Pourquoi étudie-t-on des « classiques » en français ?

La réponse paraît peut-être évidente aux parents et aux enseignants, mais j’ai remarqué qu’elle ne l’était pas du tout pour les concernés, à savoir les Collégiens et les Lycéens.

Quand je leur demande « pourquoi » ils étudient le subjonctif, le vocabulaire, la syntaxe, le participe passé… ils savent toujours me donner une réponse proche des objectifs de l’Éducation nationale : c’est pour apprendre à maîtriser leur langue, à l’oral comme à l’écrit. Ils apprécient plus ou moins cet enseignement de la langue, ils y réussissent plus ou moins, mais l’utilité est clairement perçue.

Très différente (et plus floue) est leur vision des choses quand je leur demande « pourquoi » ils étudient des poésies de Verlaine, des romans de Hugo ou de Balzac, de la littérature d’idée… Au mieux, ils aiment lire et prennent cela comme un élargissement de leur horizon de lecture ; au pire, ils se fendent d’une vague considération sur la « culture G », ce qui en gros signifie que Balzac peut être utile pour répondre aux questions marron du Trivial Pursuit ou pour briller dans un dîner…

Mais dans aucune des configurations ils n’ont idée du lien qu’il peut y avoir entre le subjonctif et un pamphlet de Voltaire, entre un personnage de Hugo et un registre de langue… entre le cours de langue française et le cours de Lettres. Je leur explique alors qu’il fut un temps où la question de dissocier ces deux matières avait été envisagée par le Ministère, mais que les opposants à ce projet l’avaient emporté grâce à un argument qui me paraît décisif :

C’est en lisant et en étudiant les plus grands artisans de notre langue qu’on peut tirer son niveau vers le haut.

J’utilise ensuite la métaphore appropriée qui conviendra à chacun… Vous aimez dessiner ? Vous admirez naturellement des esquisses de Delacroix ou Picasso. Vous aimez le basket ? Vous regardez tous les matchs de la NBA… Vous aimez les échecs ? Vous regardez les plus grands matchs et leurs analyses. Etc.

Dans chaque domaine que l’on affectionne, c’est vers le haut que l’on respire naturellement. Les « maîtres » sont des modèles qui nous inspirent.
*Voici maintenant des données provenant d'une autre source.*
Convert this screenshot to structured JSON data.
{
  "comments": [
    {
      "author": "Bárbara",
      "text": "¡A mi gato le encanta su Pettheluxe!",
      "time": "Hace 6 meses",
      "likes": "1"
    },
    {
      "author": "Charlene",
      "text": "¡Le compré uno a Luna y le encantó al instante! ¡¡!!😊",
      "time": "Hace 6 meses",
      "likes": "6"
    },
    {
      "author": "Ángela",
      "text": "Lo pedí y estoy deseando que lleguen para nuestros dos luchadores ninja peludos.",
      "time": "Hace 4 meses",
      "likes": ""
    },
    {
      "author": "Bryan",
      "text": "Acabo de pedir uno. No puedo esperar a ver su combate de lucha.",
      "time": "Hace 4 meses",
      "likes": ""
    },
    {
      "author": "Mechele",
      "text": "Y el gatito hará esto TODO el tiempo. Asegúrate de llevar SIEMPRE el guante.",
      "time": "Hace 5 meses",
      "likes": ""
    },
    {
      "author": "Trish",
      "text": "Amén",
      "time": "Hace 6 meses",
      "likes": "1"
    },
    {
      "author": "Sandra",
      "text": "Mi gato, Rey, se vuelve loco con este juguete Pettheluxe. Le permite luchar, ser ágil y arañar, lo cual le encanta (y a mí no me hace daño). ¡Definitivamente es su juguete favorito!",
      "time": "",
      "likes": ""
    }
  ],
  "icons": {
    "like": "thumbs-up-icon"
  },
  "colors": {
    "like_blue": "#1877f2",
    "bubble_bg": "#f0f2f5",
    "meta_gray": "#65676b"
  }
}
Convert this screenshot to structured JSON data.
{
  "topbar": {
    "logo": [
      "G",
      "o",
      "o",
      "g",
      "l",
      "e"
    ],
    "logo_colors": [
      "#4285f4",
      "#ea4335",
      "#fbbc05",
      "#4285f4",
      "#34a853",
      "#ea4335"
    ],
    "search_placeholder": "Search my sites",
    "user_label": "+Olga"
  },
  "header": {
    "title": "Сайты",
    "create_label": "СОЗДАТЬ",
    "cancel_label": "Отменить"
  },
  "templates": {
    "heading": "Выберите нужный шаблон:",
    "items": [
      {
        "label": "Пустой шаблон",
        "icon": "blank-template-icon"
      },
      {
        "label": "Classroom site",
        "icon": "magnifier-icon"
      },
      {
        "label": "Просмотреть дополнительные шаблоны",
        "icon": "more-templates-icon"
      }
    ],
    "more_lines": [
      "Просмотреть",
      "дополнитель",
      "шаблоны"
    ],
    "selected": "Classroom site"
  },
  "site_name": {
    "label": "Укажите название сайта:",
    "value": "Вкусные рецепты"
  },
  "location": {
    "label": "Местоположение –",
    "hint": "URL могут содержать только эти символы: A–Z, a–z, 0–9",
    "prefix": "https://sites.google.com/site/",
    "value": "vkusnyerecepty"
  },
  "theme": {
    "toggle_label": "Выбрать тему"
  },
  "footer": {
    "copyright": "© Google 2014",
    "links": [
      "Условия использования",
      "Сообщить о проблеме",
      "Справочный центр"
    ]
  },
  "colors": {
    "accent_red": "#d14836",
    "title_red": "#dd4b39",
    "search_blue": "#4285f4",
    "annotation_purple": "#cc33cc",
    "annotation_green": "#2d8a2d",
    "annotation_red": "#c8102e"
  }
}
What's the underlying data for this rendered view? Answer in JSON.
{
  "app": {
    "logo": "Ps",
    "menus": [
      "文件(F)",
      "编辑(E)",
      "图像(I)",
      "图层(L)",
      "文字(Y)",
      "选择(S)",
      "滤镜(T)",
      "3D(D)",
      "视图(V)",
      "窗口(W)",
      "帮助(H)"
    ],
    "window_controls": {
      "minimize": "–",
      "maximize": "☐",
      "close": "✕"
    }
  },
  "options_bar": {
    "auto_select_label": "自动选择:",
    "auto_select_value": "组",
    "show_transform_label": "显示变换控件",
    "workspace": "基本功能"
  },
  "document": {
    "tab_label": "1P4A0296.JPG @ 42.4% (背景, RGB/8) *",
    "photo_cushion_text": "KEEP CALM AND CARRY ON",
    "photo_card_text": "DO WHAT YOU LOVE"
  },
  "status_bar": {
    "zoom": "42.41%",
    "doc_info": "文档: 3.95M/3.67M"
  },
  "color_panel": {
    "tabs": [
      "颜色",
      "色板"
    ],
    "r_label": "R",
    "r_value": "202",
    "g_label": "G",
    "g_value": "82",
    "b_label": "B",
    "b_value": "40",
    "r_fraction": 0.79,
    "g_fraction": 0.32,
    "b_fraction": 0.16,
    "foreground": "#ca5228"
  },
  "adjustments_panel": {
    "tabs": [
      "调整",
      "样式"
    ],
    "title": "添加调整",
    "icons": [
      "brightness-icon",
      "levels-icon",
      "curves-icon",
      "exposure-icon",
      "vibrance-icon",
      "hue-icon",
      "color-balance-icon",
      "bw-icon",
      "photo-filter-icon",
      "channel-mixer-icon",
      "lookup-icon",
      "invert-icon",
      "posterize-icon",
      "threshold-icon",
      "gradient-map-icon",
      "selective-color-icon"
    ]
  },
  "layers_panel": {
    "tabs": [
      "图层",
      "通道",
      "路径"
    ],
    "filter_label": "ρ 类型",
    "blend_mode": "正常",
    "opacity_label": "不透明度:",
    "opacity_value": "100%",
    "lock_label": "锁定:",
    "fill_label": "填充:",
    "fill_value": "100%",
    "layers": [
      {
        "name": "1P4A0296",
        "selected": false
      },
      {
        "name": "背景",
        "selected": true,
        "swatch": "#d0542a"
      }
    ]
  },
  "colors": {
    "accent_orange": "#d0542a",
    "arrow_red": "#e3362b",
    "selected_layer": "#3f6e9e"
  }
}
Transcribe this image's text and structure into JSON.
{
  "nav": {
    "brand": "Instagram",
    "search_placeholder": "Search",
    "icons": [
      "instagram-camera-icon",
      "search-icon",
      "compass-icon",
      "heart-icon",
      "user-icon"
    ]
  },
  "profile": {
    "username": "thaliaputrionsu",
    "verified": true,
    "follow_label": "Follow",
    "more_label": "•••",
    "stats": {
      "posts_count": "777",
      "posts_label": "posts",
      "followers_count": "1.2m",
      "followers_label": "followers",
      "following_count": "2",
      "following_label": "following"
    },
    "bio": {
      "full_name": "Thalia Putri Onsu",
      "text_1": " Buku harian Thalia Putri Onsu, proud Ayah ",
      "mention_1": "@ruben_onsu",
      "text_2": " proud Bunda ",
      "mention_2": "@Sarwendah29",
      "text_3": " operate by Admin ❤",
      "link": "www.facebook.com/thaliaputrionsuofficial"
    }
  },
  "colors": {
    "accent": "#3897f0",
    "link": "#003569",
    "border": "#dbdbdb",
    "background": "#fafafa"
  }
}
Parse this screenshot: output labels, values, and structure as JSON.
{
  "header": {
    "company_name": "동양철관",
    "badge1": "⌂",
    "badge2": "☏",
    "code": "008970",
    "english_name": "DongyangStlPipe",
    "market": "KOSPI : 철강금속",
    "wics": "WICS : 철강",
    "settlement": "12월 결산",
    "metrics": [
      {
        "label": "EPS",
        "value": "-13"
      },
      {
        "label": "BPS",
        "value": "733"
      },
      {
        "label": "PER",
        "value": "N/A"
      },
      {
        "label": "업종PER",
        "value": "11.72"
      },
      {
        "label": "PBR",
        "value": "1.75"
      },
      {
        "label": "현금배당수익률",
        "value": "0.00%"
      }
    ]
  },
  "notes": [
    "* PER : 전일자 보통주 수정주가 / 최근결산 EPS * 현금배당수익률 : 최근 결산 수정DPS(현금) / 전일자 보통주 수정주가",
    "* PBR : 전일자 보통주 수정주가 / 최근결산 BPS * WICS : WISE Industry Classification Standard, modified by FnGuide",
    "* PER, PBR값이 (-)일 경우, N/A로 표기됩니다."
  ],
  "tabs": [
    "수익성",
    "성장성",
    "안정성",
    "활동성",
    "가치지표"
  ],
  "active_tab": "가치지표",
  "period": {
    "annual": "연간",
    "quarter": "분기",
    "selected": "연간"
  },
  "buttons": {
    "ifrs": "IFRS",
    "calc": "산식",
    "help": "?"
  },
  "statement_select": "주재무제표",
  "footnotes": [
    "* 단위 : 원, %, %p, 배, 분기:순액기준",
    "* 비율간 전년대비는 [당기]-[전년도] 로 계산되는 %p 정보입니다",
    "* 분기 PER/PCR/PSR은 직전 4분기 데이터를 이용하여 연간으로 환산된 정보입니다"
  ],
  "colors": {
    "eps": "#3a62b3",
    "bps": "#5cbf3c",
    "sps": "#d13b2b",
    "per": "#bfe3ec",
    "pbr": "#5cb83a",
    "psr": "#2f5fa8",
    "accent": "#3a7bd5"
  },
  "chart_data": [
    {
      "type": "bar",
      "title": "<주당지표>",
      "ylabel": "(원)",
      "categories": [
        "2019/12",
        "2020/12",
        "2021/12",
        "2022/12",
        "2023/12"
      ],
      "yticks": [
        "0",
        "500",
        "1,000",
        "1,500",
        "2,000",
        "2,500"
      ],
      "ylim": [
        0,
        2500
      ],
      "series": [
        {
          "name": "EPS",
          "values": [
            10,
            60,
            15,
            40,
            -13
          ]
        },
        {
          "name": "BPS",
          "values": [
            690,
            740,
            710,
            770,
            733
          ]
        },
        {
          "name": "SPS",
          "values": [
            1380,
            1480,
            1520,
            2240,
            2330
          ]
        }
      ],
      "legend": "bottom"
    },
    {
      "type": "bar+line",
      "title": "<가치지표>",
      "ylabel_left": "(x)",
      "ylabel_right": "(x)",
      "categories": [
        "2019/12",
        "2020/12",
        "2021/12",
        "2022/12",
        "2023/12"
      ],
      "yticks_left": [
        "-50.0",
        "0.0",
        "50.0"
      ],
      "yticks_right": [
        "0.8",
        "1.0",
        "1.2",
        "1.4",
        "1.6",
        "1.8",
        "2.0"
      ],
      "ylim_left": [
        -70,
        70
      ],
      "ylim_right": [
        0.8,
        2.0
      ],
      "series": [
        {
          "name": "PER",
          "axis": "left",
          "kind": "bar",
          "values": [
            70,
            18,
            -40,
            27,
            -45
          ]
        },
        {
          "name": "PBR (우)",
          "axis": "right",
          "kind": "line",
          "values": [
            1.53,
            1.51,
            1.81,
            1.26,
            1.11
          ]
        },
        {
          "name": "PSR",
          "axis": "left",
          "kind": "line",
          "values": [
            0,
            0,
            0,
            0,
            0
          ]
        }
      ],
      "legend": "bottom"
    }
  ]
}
Voltaire transforme le subjonctif en arme de persuasion, Verlaine transmute un simple adverbe en spectacle surnaturel, Hugo fabrique du suspense avec de simples ponctuations… Il ne s’agit pas de faire de nos élèves de futurs grands écrivains (quoique pourquoi pas ?!) mais au moins de leur faire cette proposition : quitte à te faire apprendre le français, autant le faire de manière royale, sur la base des plus grands textes !

Il me semble important d’expliquer et de réexpliquer cela aux adolescents pour les faire adhérer au projet qui leur est proposé en français. Ce sens redonné me paraît autrement plus précieux, intellectuellement, que le trivial chantage à Parcoursup auquel on a trop souvent recours.